Nie chcieli płacić za kurs. On przyłożył nóż do szyi, ona ukradła pieniądze. Wyrok za napad na taksówkarza

Kamera nagrała atak na taksówkarza
W sądzie odczytano akt oskarżenia
Źródło: Mateusz Szmelter / tvnwarszawa.pl
Zamówili kurs do Pruszkowa. Kiedy już dojechali, zamiast zapłacić 78 złotych, okradli taksówkarza. On przyłożył mu do szyi nóż, ona zabrała pieniądze. 16-latka trafiła do ośrodka poprawczego. Jej o dwa lata starszy kolega właśnie usłyszał wyrok.

Pokrzywdzony taksówkarz do dziś nie przyjmuje kursów nocnych. Jak mówił, gdy ktoś wejdzie do taksówki, dokładnie mu się przygląda. Ale zgodził się, aby 18-latek usłyszał wyrok bez przeprowadzenia postępowania sądowego.
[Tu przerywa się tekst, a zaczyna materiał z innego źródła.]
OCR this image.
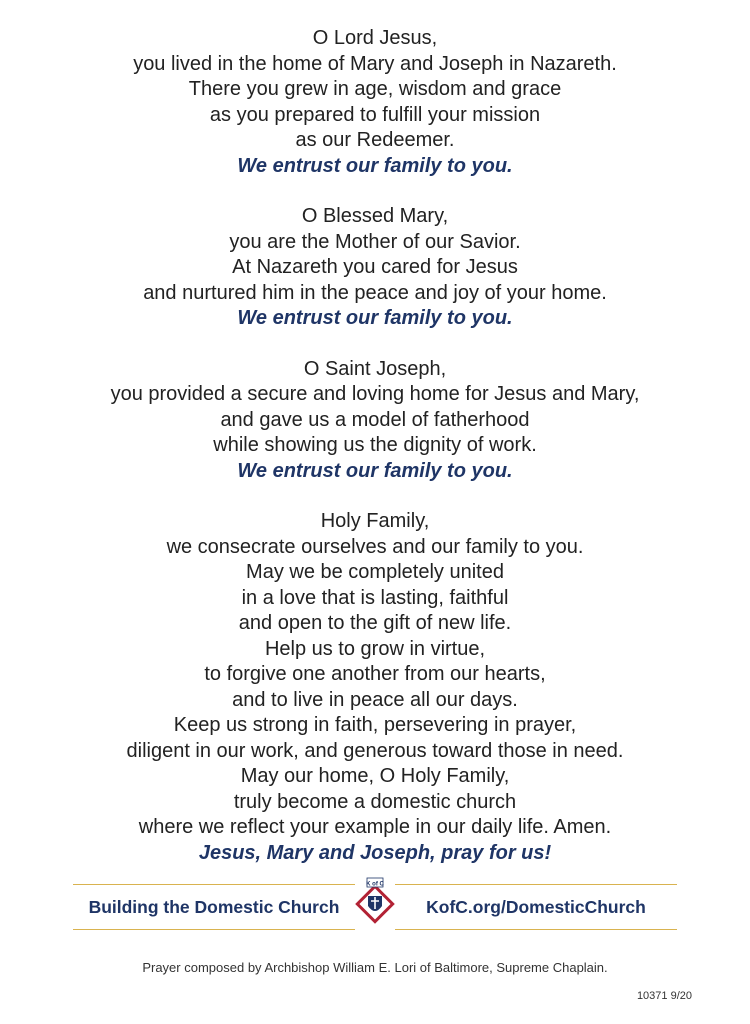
O Lord Jesus,
you lived in the home of Mary and Joseph in Nazareth.
There you grew in age, wisdom and grace
as you prepared to fulfill your mission
as our Redeemer.
We entrust our family to you.
O Blessed Mary,
you are the Mother of our Savior.
At Nazareth you cared for Jesus
and nurtured him in the peace and joy of your home.
We entrust our family to you.
O Saint Joseph,
you provided a secure and loving home for Jesus and Mary,
and gave us a model of fatherhood
while showing us the dignity of work.
We entrust our family to you.
Holy Family,
we consecrate ourselves and our family to you.
May we be completely united
in a love that is lasting, faithful
and open to the gift of new life.
Help us to grow in virtue,
to forgive one another from our hearts,
and to live in peace all our days.
Keep us strong in faith, persevering in prayer,
diligent in our work, and generous toward those in need.
May our home, O Holy Family,
truly become a domestic church
where we reflect your example in our daily life. Amen.
Jesus, Mary and Joseph, pray for us!
Building the Domestic Church
K of C
KofC.org/DomesticChurch
Prayer composed by Archbishop William E. Lori of Baltimore, Supreme Chaplain.
10371 9/20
- Jako pełnomocnik miałam na uwadze osobę samego poszkodowanego, który musiałby ponownie zeznawać i ponownie przeżywać tę traumę. Trudno mówić o normalnym powrocie do wykonywania zawodu - mówiła na sali sądowej mecenas Ewelina Niemyjska, pełnomocnik pokrzywdzonego taksówkarza . I dodała, że skutki napaści są przez jej klienta cały czas odczuwalne.

Napad nagrała kamera 

Do napadu doszło 14 sierpnia na niestrzeżonym parkingu w Pruszkowie. Do taksówki wsiadło dwoje młodych ludzi - kobieta i mężczyzna. Ich zachowanie nie wzbudzało podejrzeń. Dziewczyna często się uśmiechała. Jednak, gdy przyszło do zapłaty za kurs, chłopak zaatakował taksówkarza. 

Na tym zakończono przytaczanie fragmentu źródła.